How does an enterprise like education, which is basically non-profit at its core, do justice to the for-profit world when we think it is the root of evil? How do we help students become productive citizens in a global economy when we think selling things for profit is filling the world with stuff people don't want or need?
There are many role models in the design world who are attractive, bright, wealthy and successful but we don't tell students about them because it's impossible to talk about the people without talking about the companies they work for. David Butler (left), for example, is a handsome young man who heads up global design for Coca-Cola. Young people would die to have David's life and job. In schools however, Coca-Cola is a bad thing.

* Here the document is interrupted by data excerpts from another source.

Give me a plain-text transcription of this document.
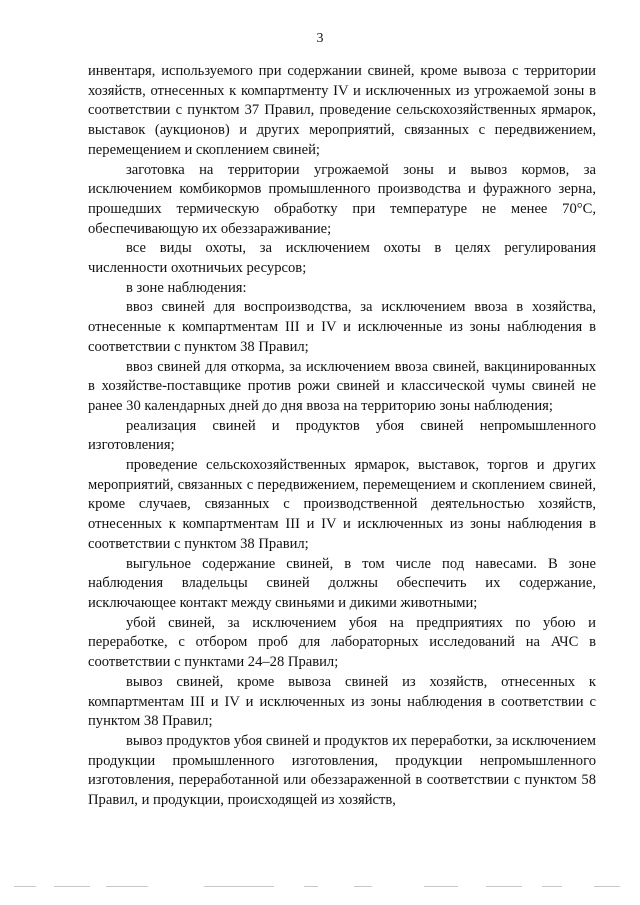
3

инвентаря, используемого при содержании свиней, кроме вывоза с территории хозяйств, отнесенных к компартменту IV и исключенных из угрожаемой зоны в соответствии с пунктом 37 Правил, проведение сельскохозяйственных ярмарок, выставок (аукционов) и других мероприятий, связанных с передвижением, перемещением и скоплением свиней;

заготовка на территории угрожаемой зоны и вывоз кормов, за исключением комбикормов промышленного производства и фуражного зерна, прошедших термическую обработку при температуре не менее 70°C, обеспечивающую их обеззараживание;

все виды охоты, за исключением охоты в целях регулирования численности охотничьих ресурсов;

в зоне наблюдения:

ввоз свиней для воспроизводства, за исключением ввоза в хозяйства, отнесенные к компартментам III и IV и исключенные из зоны наблюдения в соответствии с пунктом 38 Правил;

ввоз свиней для откорма, за исключением ввоза свиней, вакцинированных в хозяйстве-поставщике против рожи свиней и классической чумы свиней не ранее 30 календарных дней до дня ввоза на территорию зоны наблюдения;

реализация свиней и продуктов убоя свиней непромышленного изготовления;

проведение сельскохозяйственных ярмарок, выставок, торгов и других мероприятий, связанных с передвижением, перемещением и скоплением свиней, кроме случаев, связанных с производственной деятельностью хозяйств, отнесенных к компартментам III и IV и исключенных из зоны наблюдения в соответствии с пунктом 38 Правил;

выгульное содержание свиней, в том числе под навесами. В зоне наблюдения владельцы свиней должны обеспечить их содержание, исключающее контакт между свиньями и дикими животными;

убой свиней, за исключением убоя на предприятиях по убою и переработке, с отбором проб для лабораторных исследований на АЧС в соответствии с пунктами 24–28 Правил;

вывоз свиней, кроме вывоза свиней из хозяйств, отнесенных к компартментам III и IV и исключенных из зоны наблюдения в соответствии с пунктом 38 Правил;

вывоз продуктов убоя свиней и продуктов их переработки, за исключением продукции промышленного изготовления, продукции непромышленного изготовления, переработанной или обеззараженной в соответствии с пунктом 58 Правил, и продукции, происходящей из хозяйств,
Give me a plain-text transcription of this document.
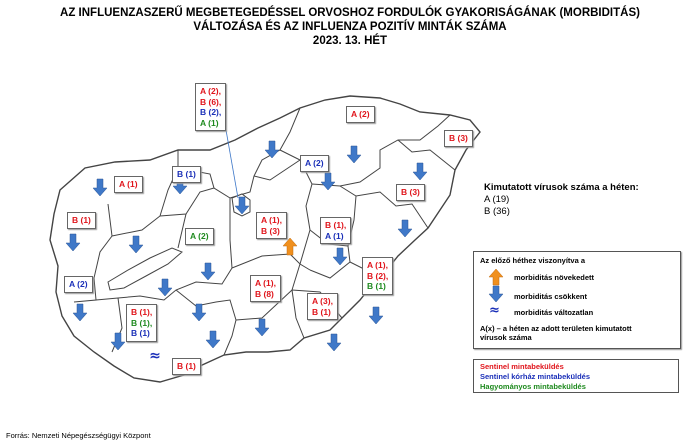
AZ INFLUENZASZERŰ MEGBETEGEDÉSSEL ORVOSHOZ FORDULÓK GYAKORISÁGÁNAK (MORBIDITÁS)
VÁLTOZÁSA ÉS AZ INFLUENZA POZITÍV MINTÁK SZÁMA
2023. 13. HÉT
≈
A (2),
B (6),
B (2),
A (1)
A (1)
B (1)
A (2)
A (2)
B (3)
B (1)
A (2)
A (1),
B (3)
B (1),
A (1)
B (3)
A (1),
B (2),
B (1)
A (2)
B (1),
B (1),
B (1)
A (1),
B (8)
A (3),
B (1)
B (1)
Kimutatott vírusok száma a héten:
A (19)
B (36)
Az előző héthez viszonyítva a
morbiditás növekedett
morbiditás csökkent
≈ morbiditás változatlan
A(x) – a héten az adott területen kimutatott
vírusok száma
Sentinel mintabeküldés
Sentinel kórház mintabeküldés
Hagyományos mintabeküldés
Forrás: Nemzeti Népegészségügyi Központ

We know Coke isn't a healthy drink and we try to keep it out of schools.
And who wouldn't want to be Jonathan Ive, head designer and friend of Steve Jobs at Apple - the coolest company anywhere (right). How do you talk about design without talking about the companies that have the best designed products in the world?
You see the problem? How do you talk about the importance of design in shaping the global economy in schools where teachers often feel businesses are bad? If we talk about advertising in schools it is usually to point out how bad advertising is and how it gets people to buy and do things they shouldn't. If we talk about product design it makes educators think about our overly materialistic culture of commercialism.
So do educators continue to ignore, or even denigrate, trying to be competitive in the global economy in favor of instilling loftier virtues and education for education's sake? How can schools do justice to the need for our students and our nation to be competitive against the growing economic powers in China and India?